The Manifest.toml records the state of all installed packages of a “project” (I’m interested in “projects” here not “packages”). I’m collaborating on a project with someone on Windows, I’m on Linux. In general, instantiating the project does not work on Linux with the manifest from Windows, I think that is due to platform specific packages, such as GitHub - JuliaBinaryWrappers/Wayland_jll.jl.
Questions:
is there a point of version-controlling the Manifest.toml? (this related discussion seems to say, “yes” for projects) If so, how do I prevent problems of the Manifest not working with instantiate?
if no Manifest.toml, what are the ways to keep things as reproducible as possible? This specific case is for code doing data-processing for a research-publication, which I’d like to submit with the publication.
What’s the problem exactly? Package resolution isn’t platform-dependent, as far as I know.
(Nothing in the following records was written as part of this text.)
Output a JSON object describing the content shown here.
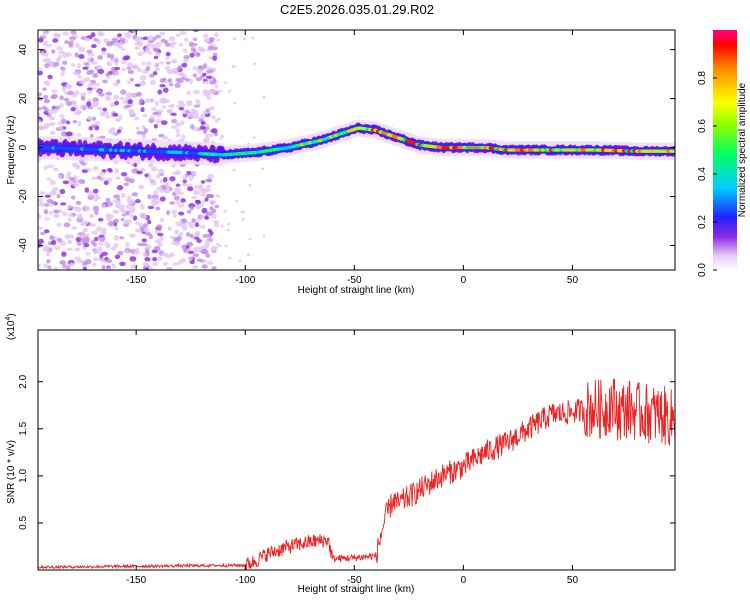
{
  "figure": {
    "title": "C2E5.2026.035.01.29.R02"
  },
  "chart_data": [
    {
      "type": "heatmap",
      "title": "C2E5.2026.035.01.29.R02",
      "xlabel": "Height of straight line (km)",
      "ylabel": "Frequency (Hz)",
      "xlim": [
        -195,
        97
      ],
      "ylim": [
        -50,
        48
      ],
      "xticks": [
        -150,
        -100,
        -50,
        0,
        50
      ],
      "yticks": [
        -40,
        -20,
        0,
        20,
        40
      ],
      "ridge_center": {
        "x": [
          -195,
          -130,
          -110,
          -95,
          -80,
          -65,
          -55,
          -48,
          -40,
          -30,
          -20,
          -10,
          0,
          10,
          20,
          40,
          60,
          80,
          97
        ],
        "y": [
          0,
          -2,
          -3,
          -2,
          0,
          3,
          6,
          8,
          7,
          4,
          1,
          0,
          0,
          0,
          -1,
          -1,
          -1,
          -1.5,
          -1.5
        ]
      },
      "noise_region_x": [
        -195,
        -113
      ],
      "colorbar": {
        "label": "Normalized spectral amplitude",
        "range": [
          0,
          1
        ],
        "ticks": [
          "0.0",
          "0.2",
          "0.4",
          "0.6",
          "0.8"
        ],
        "tick_values": [
          0,
          0.2,
          0.4,
          0.6,
          0.8
        ]
      }
    },
    {
      "type": "line",
      "xlabel": "Height of straight line (km)",
      "ylabel": "SNR (10 * v/v)",
      "y_scale_label": "(x10",
      "y_scale_exponent": "4",
      "xlim": [
        -195,
        97
      ],
      "ylim": [
        0,
        2.55
      ],
      "xticks": [
        -150,
        -100,
        -50,
        0,
        50
      ],
      "yticks": [
        0.5,
        1.0,
        1.5,
        2.0
      ],
      "ytick_labels": [
        "0.5",
        "1.0",
        "1.5",
        "2.0"
      ],
      "series": [
        {
          "name": "SNR",
          "color": "#ee2222",
          "x": [
            -195,
            -150,
            -100,
            -95,
            -90,
            -80,
            -70,
            -62,
            -60,
            -50,
            -40,
            -37,
            -35,
            -32,
            -30,
            -20,
            -10,
            0,
            10,
            20,
            30,
            40,
            50,
            60,
            65,
            68,
            70,
            72,
            75,
            80,
            90,
            97
          ],
          "y": [
            0.03,
            0.04,
            0.05,
            0.1,
            0.17,
            0.25,
            0.3,
            0.32,
            0.12,
            0.13,
            0.15,
            0.45,
            0.6,
            0.75,
            0.7,
            0.85,
            1.0,
            1.1,
            1.25,
            1.35,
            1.5,
            1.65,
            1.68,
            1.72,
            1.7,
            1.8,
            1.7,
            1.68,
            1.72,
            1.68,
            1.65,
            1.6
          ]
        }
      ]
    }
  ]
}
One thing to always keep in mind is that generally speaking a manifest generated with Julia vX.N may not be instantiated with Julia vX.M, with M < N (this is due to the fact standard libraries may change between minor versions of Julia and Pkg doesn’t know how to resolve standard libraries which don’t exist in the current version of Julia). So for example if you’re trying to instantiate with Julia v1.5 a manifest generated with Julia v1.6 you’re likely going to have troubles (dozens of standard libraries have been introduced in v1.6), regardless of the platforms involved.
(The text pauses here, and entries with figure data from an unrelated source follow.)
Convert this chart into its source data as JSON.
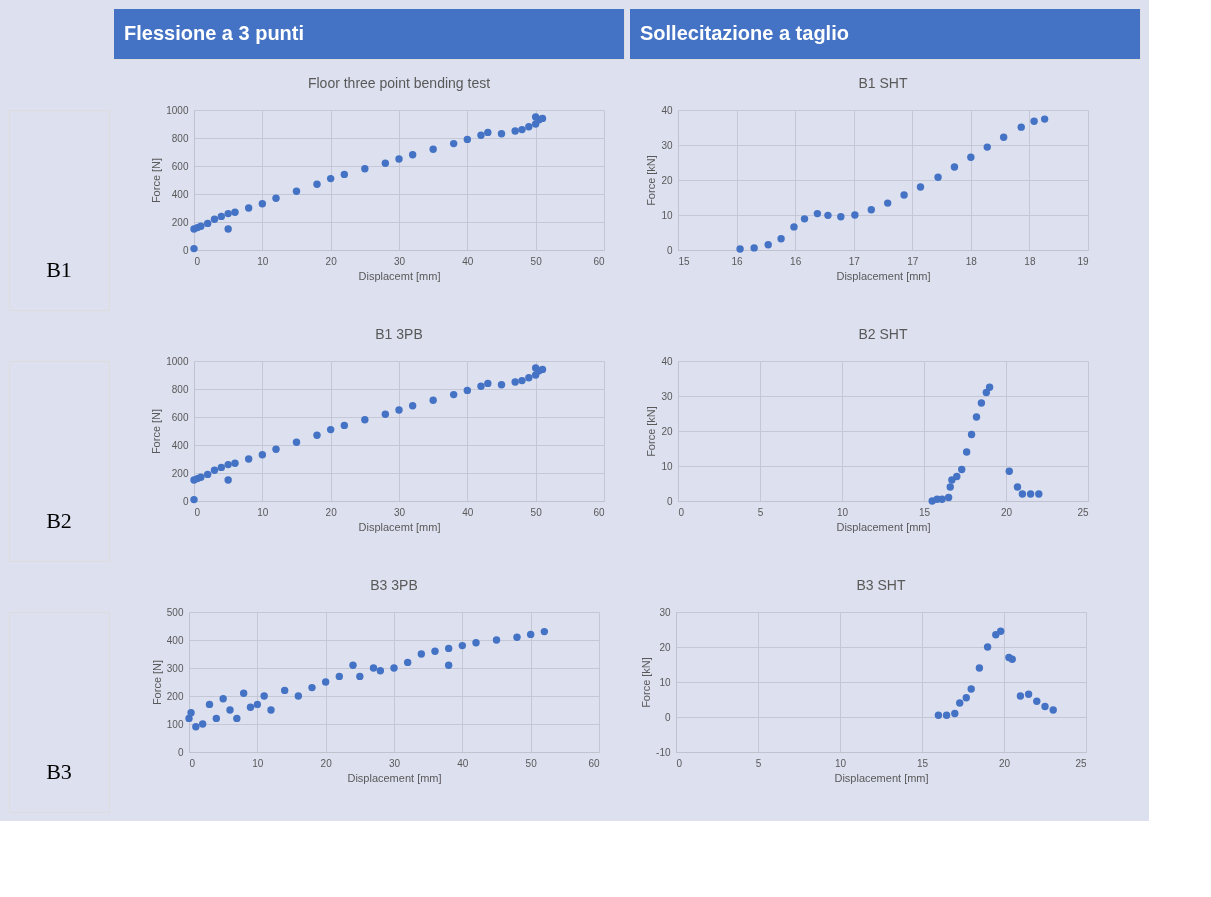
{
  "chart_data": [
    {
      "type": "scatter",
      "title": "Floor three point bending test",
      "xlabel": "Displacemt [mm]",
      "ylabel": "Force [N]",
      "annotations": [
        "Flessione a 3 punti",
        "B1"
      ],
      "marker": "circle",
      "grid": true,
      "xlim": [
        0,
        60
      ],
      "xticks": [
        0,
        10,
        20,
        30,
        40,
        50,
        60
      ],
      "ylim": [
        0,
        1000
      ],
      "yticks": [
        0,
        200,
        400,
        600,
        800,
        1000
      ],
      "series": [
        {
          "color": "#4472c4",
          "x": [
            0,
            0,
            0.5,
            1,
            2,
            3,
            4,
            5,
            5,
            6,
            8,
            10,
            12,
            15,
            18,
            20,
            22,
            25,
            28,
            30,
            32,
            35,
            38,
            40,
            42,
            43,
            45,
            47,
            48,
            49,
            50,
            50,
            50.5,
            51
          ],
          "values": [
            10,
            150,
            160,
            170,
            190,
            220,
            240,
            150,
            260,
            270,
            300,
            330,
            370,
            420,
            470,
            510,
            540,
            580,
            620,
            650,
            680,
            720,
            760,
            790,
            820,
            840,
            830,
            850,
            860,
            880,
            900,
            950,
            930,
            940
          ]
        }
      ]
    },
    {
      "type": "scatter",
      "title": "B1 SHT",
      "xlabel": "Displacement [mm]",
      "ylabel": "Force [kN]",
      "annotations": [
        "Sollecitazione a taglio"
      ],
      "marker": "circle",
      "grid": true,
      "xlim": [
        15,
        18.5
      ],
      "xticks": [
        15,
        {
          "value": 15.5,
          "label": "16"
        },
        16,
        {
          "value": 16.5,
          "label": "17"
        },
        17,
        {
          "value": 17.5,
          "label": "18"
        },
        18,
        {
          "value": 18.5,
          "label": "19"
        }
      ],
      "ylim": [
        0,
        40
      ],
      "yticks": [
        0,
        10,
        20,
        30,
        40
      ],
      "series": [
        {
          "color": "#4472c4",
          "x": [
            15.53,
            15.65,
            15.77,
            15.88,
            15.99,
            16.08,
            16.19,
            16.28,
            16.39,
            16.51,
            16.65,
            16.79,
            16.93,
            17.07,
            17.22,
            17.36,
            17.5,
            17.64,
            17.78,
            17.93,
            18.04,
            18.13
          ],
          "values": [
            0.3,
            0.6,
            1.5,
            3.2,
            6.6,
            8.9,
            10.4,
            9.9,
            9.5,
            10.0,
            11.5,
            13.4,
            15.7,
            18.0,
            20.8,
            23.7,
            26.5,
            29.4,
            32.2,
            35.1,
            36.8,
            37.4
          ]
        }
      ]
    },
    {
      "type": "scatter",
      "title": "B1 3PB",
      "xlabel": "Displacemt [mm]",
      "ylabel": "Force [N]",
      "annotations": [
        "B2"
      ],
      "marker": "circle",
      "grid": true,
      "xlim": [
        0,
        60
      ],
      "xticks": [
        0,
        10,
        20,
        30,
        40,
        50,
        60
      ],
      "ylim": [
        0,
        1000
      ],
      "yticks": [
        0,
        200,
        400,
        600,
        800,
        1000
      ],
      "series": [
        {
          "color": "#4472c4",
          "x": [
            0,
            0,
            0.5,
            1,
            2,
            3,
            4,
            5,
            5,
            6,
            8,
            10,
            12,
            15,
            18,
            20,
            22,
            25,
            28,
            30,
            32,
            35,
            38,
            40,
            42,
            43,
            45,
            47,
            48,
            49,
            50,
            50,
            50.5,
            51
          ],
          "values": [
            10,
            150,
            160,
            170,
            190,
            220,
            240,
            150,
            260,
            270,
            300,
            330,
            370,
            420,
            470,
            510,
            540,
            580,
            620,
            650,
            680,
            720,
            760,
            790,
            820,
            840,
            830,
            850,
            860,
            880,
            900,
            950,
            930,
            940
          ]
        }
      ]
    },
    {
      "type": "scatter",
      "title": "B2 SHT",
      "xlabel": "Displacement [mm]",
      "ylabel": "Force [kN]",
      "marker": "circle",
      "grid": true,
      "xlim": [
        0,
        25
      ],
      "xticks": [
        0,
        5,
        10,
        15,
        20,
        25
      ],
      "ylim": [
        0,
        40
      ],
      "yticks": [
        0,
        10,
        20,
        30,
        40
      ],
      "series": [
        {
          "color": "#4472c4",
          "x": [
            15.5,
            15.8,
            16.1,
            16.5,
            16.6,
            16.7,
            17,
            17.3,
            17.6,
            17.9,
            18.2,
            18.5,
            18.8,
            19,
            20.2,
            20.7,
            21,
            21.5,
            22
          ],
          "values": [
            0,
            0.5,
            0.5,
            1,
            4,
            6,
            7,
            9,
            14,
            19,
            24,
            28,
            31,
            32.5,
            8.5,
            4,
            2,
            2,
            2
          ]
        }
      ]
    },
    {
      "type": "scatter",
      "title": "B3 3PB",
      "xlabel": "Displacement [mm]",
      "ylabel": "Force [N]",
      "annotations": [
        "B3"
      ],
      "marker": "circle",
      "grid": true,
      "xlim": [
        0,
        60
      ],
      "xticks": [
        0,
        10,
        20,
        30,
        40,
        50,
        60
      ],
      "ylim": [
        0,
        500
      ],
      "yticks": [
        0,
        100,
        200,
        300,
        400,
        500
      ],
      "series": [
        {
          "color": "#4472c4",
          "x": [
            0,
            0.3,
            1,
            2,
            3,
            4,
            5,
            6,
            7,
            8,
            9,
            10,
            11,
            12,
            14,
            16,
            18,
            20,
            22,
            24,
            25,
            27,
            28,
            30,
            32,
            34,
            36,
            38,
            38,
            40,
            42,
            45,
            48,
            50,
            52
          ],
          "values": [
            120,
            140,
            90,
            100,
            170,
            120,
            190,
            150,
            120,
            210,
            160,
            170,
            200,
            150,
            220,
            200,
            230,
            250,
            270,
            310,
            270,
            300,
            290,
            300,
            320,
            350,
            360,
            310,
            370,
            380,
            390,
            400,
            410,
            420,
            430
          ]
        }
      ]
    },
    {
      "type": "scatter",
      "title": "B3 SHT",
      "xlabel": "Displacement [mm]",
      "ylabel": "Force [kN]",
      "marker": "circle",
      "grid": true,
      "xlim": [
        0,
        25
      ],
      "xticks": [
        0,
        5,
        10,
        15,
        20,
        25
      ],
      "ylim": [
        -10,
        30
      ],
      "yticks": [
        -10,
        0,
        10,
        20,
        30
      ],
      "series": [
        {
          "color": "#4472c4",
          "x": [
            16,
            16.5,
            17,
            17.3,
            17.7,
            18,
            18.5,
            19,
            19.5,
            19.8,
            20.3,
            20.5,
            21,
            21.5,
            22,
            22.5,
            23
          ],
          "values": [
            0.5,
            0.5,
            1,
            4,
            5.5,
            8,
            14,
            20,
            23.5,
            24.5,
            17,
            16.5,
            6,
            6.5,
            4.5,
            3,
            2
          ]
        }
      ]
    }
  ]
}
The Manifest.toml only guarantees that, provided the given dependencies are available for a given platform, you’ll get the same versions of those packages. In particular, Manifest.toml does not give you a portability guarantee across operating systems in case some of those dependencies are OS specific.
Yes, if you want to provide the exact versions of packages you used in your development experience. This does not mean that they will necessarily be reproducible on every platform out there (e.g. if some dependencies are only available on Linux, but not Windows. In those cases you’d usually try to avoid those dependencies, if you want to keep them portable).
That depends on your specific situation - for one, I’m questioning why data-procesing requires a hard dependency on a very linux specific window layouting server?
Thanks! Yes, I think the error I did see this time around, was due to using the “wrong” Julia version. If I recall correctly, there are plans to include the Julia version within the Manifest.toml and/or Project.toml, right?
The Manifest.toml only guarantees that, provided the given dependencies are available for a given platform, you’ll get the same versions of those packages. In particular, Manifest.toml does not give you a portability guarantee across operating systems in case some of those dependencies are OS specific.
What happens if that is the case (say Linux Manifest trying to be installed on Windows)? Will an error be thrown or will the necessary deps be installed (and the incompatible ones be ignored)? Or how could they be installed, without upgrading everything?
That depends on your specific situation - for one, I’m questioning why data-procesing requires a hard dependency on a very linux specific window layouting server?
I suspect from the plotting packages. It’s good to have the scripts which produce the paper’s figures within the code.
The Julia version is only in Project.toml files for packages. If you just activate . in a folder to make a new project it will not put the Julia version in the file.
Again, the package resolver is platform-independent, so I’m not entirely sure what you’re talking about. If you refer to the JLL packages, if there are no artifacts for a specific platform (like Wayland on Windows), nothing happens, no error is thrown, and the corresponding JLL package (e.g. Wayland_jll) is almost no-op.
Ok, then I think I was assuming that errors from using wrong Julia versions were due to Linux-Windows incompatibilities. My bad. Thanks for clearing this up.